Politique

Demande de démission PM et ministre de la Défense : l’opposition persiste et signe

Le dialogue politique a-t-il permis à la classe politique de trouver un consensus sur de grandes questions qui préoccupent la vie de la nation ?  Oui,  ont admis majorité et opposition à la clôture des travaux ce 19 juin 2021. Tout de même une pomme de discorde autour de la question sécuritaire, l’opposition ayant réitéré sa volonté de voir démissionner le premier ministre pour insuffisance de résultats dans la lutte contre le terrorisme.

Les co-présidents du DPN, Eddie Komboïgo (à g.) et Simon Compaoré lors de la clôture des travaux

Pour emprunter au langage militaire, la classe politique sort tout juste d’une trêve de trois jours. Une trêve des divergences idéologiques pour se réunir autour des questions qui intéressent la nation entière. Et cela, à la faveur de la deuxième session du dialogue politique national (DPN).

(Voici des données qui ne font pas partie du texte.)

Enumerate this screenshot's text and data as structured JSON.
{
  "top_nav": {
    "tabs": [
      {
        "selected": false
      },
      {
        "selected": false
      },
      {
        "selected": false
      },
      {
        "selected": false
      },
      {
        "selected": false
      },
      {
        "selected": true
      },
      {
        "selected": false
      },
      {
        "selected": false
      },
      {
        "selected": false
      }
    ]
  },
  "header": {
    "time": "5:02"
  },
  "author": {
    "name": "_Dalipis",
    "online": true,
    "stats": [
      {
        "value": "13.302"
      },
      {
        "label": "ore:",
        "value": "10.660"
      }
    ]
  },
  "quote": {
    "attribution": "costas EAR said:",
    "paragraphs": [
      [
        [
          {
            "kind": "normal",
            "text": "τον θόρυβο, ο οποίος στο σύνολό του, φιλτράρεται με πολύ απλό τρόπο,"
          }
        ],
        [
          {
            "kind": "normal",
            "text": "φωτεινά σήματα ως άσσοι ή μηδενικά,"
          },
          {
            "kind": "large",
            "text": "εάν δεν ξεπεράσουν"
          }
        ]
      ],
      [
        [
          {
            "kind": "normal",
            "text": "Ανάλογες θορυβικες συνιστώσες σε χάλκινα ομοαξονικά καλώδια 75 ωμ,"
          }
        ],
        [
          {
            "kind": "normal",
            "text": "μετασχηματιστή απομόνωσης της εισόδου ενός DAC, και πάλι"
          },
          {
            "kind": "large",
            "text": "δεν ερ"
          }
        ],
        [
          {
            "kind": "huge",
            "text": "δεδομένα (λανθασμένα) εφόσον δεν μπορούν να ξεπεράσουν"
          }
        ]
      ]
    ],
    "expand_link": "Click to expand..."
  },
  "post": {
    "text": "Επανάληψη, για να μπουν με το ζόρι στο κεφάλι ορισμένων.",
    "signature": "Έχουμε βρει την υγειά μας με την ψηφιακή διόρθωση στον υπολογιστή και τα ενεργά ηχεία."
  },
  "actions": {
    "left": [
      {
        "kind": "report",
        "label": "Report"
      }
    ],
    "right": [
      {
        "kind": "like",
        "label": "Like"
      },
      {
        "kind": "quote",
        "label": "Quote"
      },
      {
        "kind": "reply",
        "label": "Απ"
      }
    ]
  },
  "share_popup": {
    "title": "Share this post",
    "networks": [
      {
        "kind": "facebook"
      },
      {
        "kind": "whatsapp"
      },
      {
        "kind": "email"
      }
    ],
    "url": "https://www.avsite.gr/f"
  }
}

A la clôture des travaux, l’image d’une opposition et d’une majorité qui savent privilégier l’intérêt supérieur de la nation était encore intacte. Pour s’en convaincre, il fallait être présent au point de presse conjointement animé par les deux co-présidents que sont le président du Mouvement du peuple pour le progrès, Simon Compaoré et le chef de file de l’opposition, Eddie Komboïgo. L’un, Simon Compaoré, étant délégué pour faire la restitution des travaux à la presse et l’autre, Eddie Komboïgo, pour apporter des compléments. Et derrière les deux, un groupe d’hommes politiques qui forment un bloc commun, sans distinction de chapelle.

Pour le chef de file de l’opposition, le Premier ministre Christophe Dabiré (photo) et son ministre de la défense doivent rendre le tablier

Comme inscrit à son ordre du jour, le DPN a abordé diverses questions, allant de la sécurité aux élections municipales de 2022 en passant par bien d’autres sujets.

Sur la  question sécuritaire, après avoir ‘’auditionné’’ le ministre de la défense, celui de la Sécurité et le chef d’état-major général des armées, le dialogue a constaté des avancées après la première session tenue en juillet 2019, a indiqué Simon Compaoré. Point de vue convergent entre opposition et majorité, des efforts restent à faire. Il s’agit par exemple de la mise en place d’un fonds d’initiative populaire pour renforcer les capacités d’acquisition de moyens de lutte antiterroriste, une recommandation de la première session du DPN.

Le 3 juillet pour la poursuite des discussions

Mais il n’y a pas que des efforts à accentuer, c’est aussi une question de stratégie et d’hommes, a vite relevé le chef de file de l’opposition au moment d’apporter des compléments aux  propos de son co-président, faisant noter une classe politique restée divergente sur certains points de la question sécuritaire. En effet, Eddie Komboïgo a réitéré une demande qu’il avait formulée quelques semaines plus tôt au nom de toute l’opposition politique: la démission du Premier ministre et du ministre de la défense « au regard du nombre des victimes de l’insécurité, au regard du nombre des personnes déplacées internes ». « La majorité ne nous a pas suivi dans cette position mais c’est la position de l’opposition », a déclaré Eddie Komboïgo.

Pour le reste des sujets abordés, dont la réconciliation nationale et la révision à minima du Code électoral en perspectives des municipales, le consensus a prévalu, à écouter les co-présidents du DPN. « Nous avons souhaité qu’il y ait à chaque étape des discussions préalables au sein de la classe politique avant que le comité d’orientation ne siège pour adopter définitivement le processus », a indiqué le chef de file de l’opposition au sujet de la réconciliation.

Sur la question de la relecture du Code électoral, les uns et les autres ont accordé les violons pour le réaménagement de différents points concernant notamment les documents de votation,  le vote dans les zones à fort défi sécuritaire, l’enrôlement des électeurs, les questions de nomadisme politique et de campagne déguisées. « Sur tous ces points, nous avons échangé et sommes parvenus à la désignation de quatre camarades qui vont retravailler sur chaque point pour que nous ayons une position définitive », a fait savoir Simon Compaoré.

Le 3 juillet se tiendra une autre séance de discussions au cours de laquelle le DPN reviendra sur certains points qui n’ont pas fait l’objet de consensus, dont l’élection au suffrage des présidents de conseils de collectivités.